Cameroun,Retro, Coup d’Etat manqué du 6 avril 1984: le rôle trouble de la France
Cameroun,Retro, Coup d’Etat manqué du 6 avril 1984: le rôle trouble de la France
Les Gaullistes veulent ramener Ahmadou Ahidjo aux affaires. Les Socialistes (nouvellement arrivés au pouvoir en hexagone) sont dubitatifs quant à la conduite à tenir au Cameroun. Paul Biya devient le roseau d’une relation centenaire.Les vingt-quatre premiers mois de l’accession de Paul Biya à la magistrature suprême auront certainement été parmi les plus difficiles de son “ règne ”. A peine installé au pouvoir, l’homme du 6 novembre 1982 doit faire face à une double adversité. Primo : celle de son “ illustre prédécesseur ”. Secundo : celle de la droite française, dont les réseaux prospèrent encore dans le pré-carré, malgré l’arrivée aux affaires d’un socialiste nommé François Mitterrand. L’apogée de cette adversité sera sans nul doute le coup d’Etat manqué du 6 avril 1984. Après le putsch, les soupçons s’orientent naturellement vers Amadou Ahidjo, et singulièrement vers les ressortissants du grand Nord (aire culturelle de l’ancien chef de l’Etat). Il s’ensuivra une chasse aux sorcières regrettable à l’endroit des Nordistes.
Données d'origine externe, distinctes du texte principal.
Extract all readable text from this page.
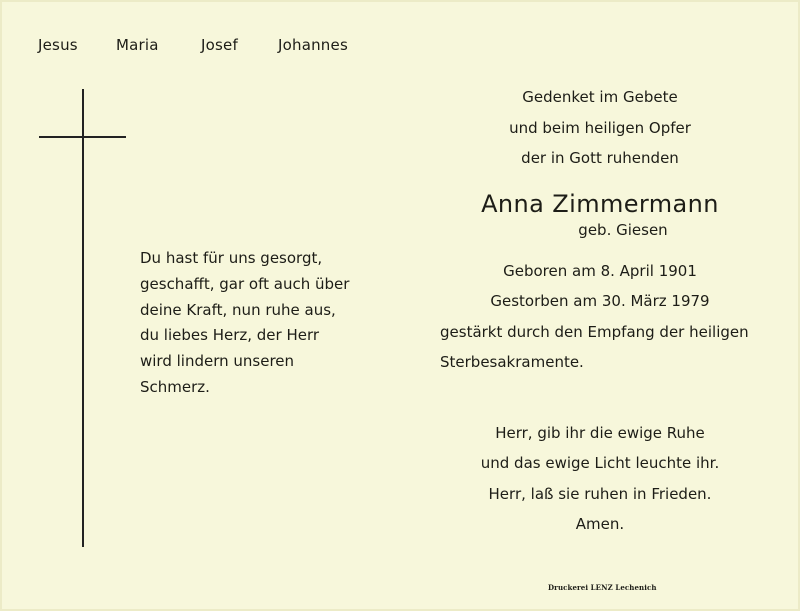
Jesus	Maria	Josef	Johannes
Du hast für uns gesorgt,
geschafft, gar oft auch über
deine Kraft, nun ruhe aus,
du liebes Herz, der Herr
wird lindern unseren
Schmerz.
Gedenket im Gebete
und beim heiligen Opfer
der in Gott ruhenden
Anna Zimmermann
geb. Giesen
Geboren am 8. April 1901
Gestorben am 30. März 1979
gestärkt durch den Empfang der heiligen
Sterbesakramente.
Herr, gib ihr die ewige Ruhe
und das ewige Licht leuchte ihr.
Herr, laß sie ruhen in Frieden.
Amen.
Druckerei LENZ Lechenich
Les rapports produits plus tard par les services de renseignement camerounais permettent pourtant de constater l’implication active de la France dans cette tentative manquée de coup d’Etat. En effet, des soldats français basés au Gabon ont été pris en photo à Yaoundé pendant les heures chaudes du putsch. La présence insolite de ce commando puissamment armé dans la capitale camerounaise aurait pourtant dû susciter la curiosité des observateurs avertis. Elle aurait dû faire l’objet d’un débat public, voire d’un feuilleton judiciaire comparable au procès de Ahmadou Ahidjo. Malheureusement, le rôle trouble de la France dans cet épisode triste de l’histoire du Cameroun reste officiellement inconnu. On ne s’en tient donc qu’à l’officieux. La France a privilégié ses intérêts dans ce coup d’Etat. Les Gaullistes ont voulu ramener leur suppôt (Ahmadou Ahidjo) aux affaires. Car, il se présente alors comme le meilleur à même de défendre leurs intérêts face à un inconnu perçu comme le protégé de François Mitterrand. Cet inconnu ne rassure pas. Surtout qu’il pose des actes susceptibles de menacer les intérêts économiques de la France. En effet, Paul Biya ouvre par exemple la concurrence dans l’industrie tabacole. Mettant ainsi fin à un monopole français (société Bastos) dans ce secteur d’activité.
Pourquoi avoir tu toute la vérité au peuple camerounais ? Certainement par pragmatisme politique. La Françafrique vit ses heures de gloire dans les années 1980. Et puis le rapport de forces ne plaide pas en faveur du président Biya. Il choisit par conséquent la politique du roseau (qui plie mains ne rompt pas). Mais, le père du Renouveau national nourrit une rancune tenace à l’égard de ses “ maîtres ”. Il tente de s’émanciper du pré-carré dans les années d’après coup d’Etat. “ Le Cameroun n’est la chasse gardée de personne ” ou “ Le Cameroun n’ira pas au Fmi ”. Mais, il sera rattrapé par la “ real politik ”. De guerre lasse, Paul Biya préfère regarder de loin la mère patrie. Une indifférence qui l’éloigne aussi de tous ses homologues africains de la Françafrique.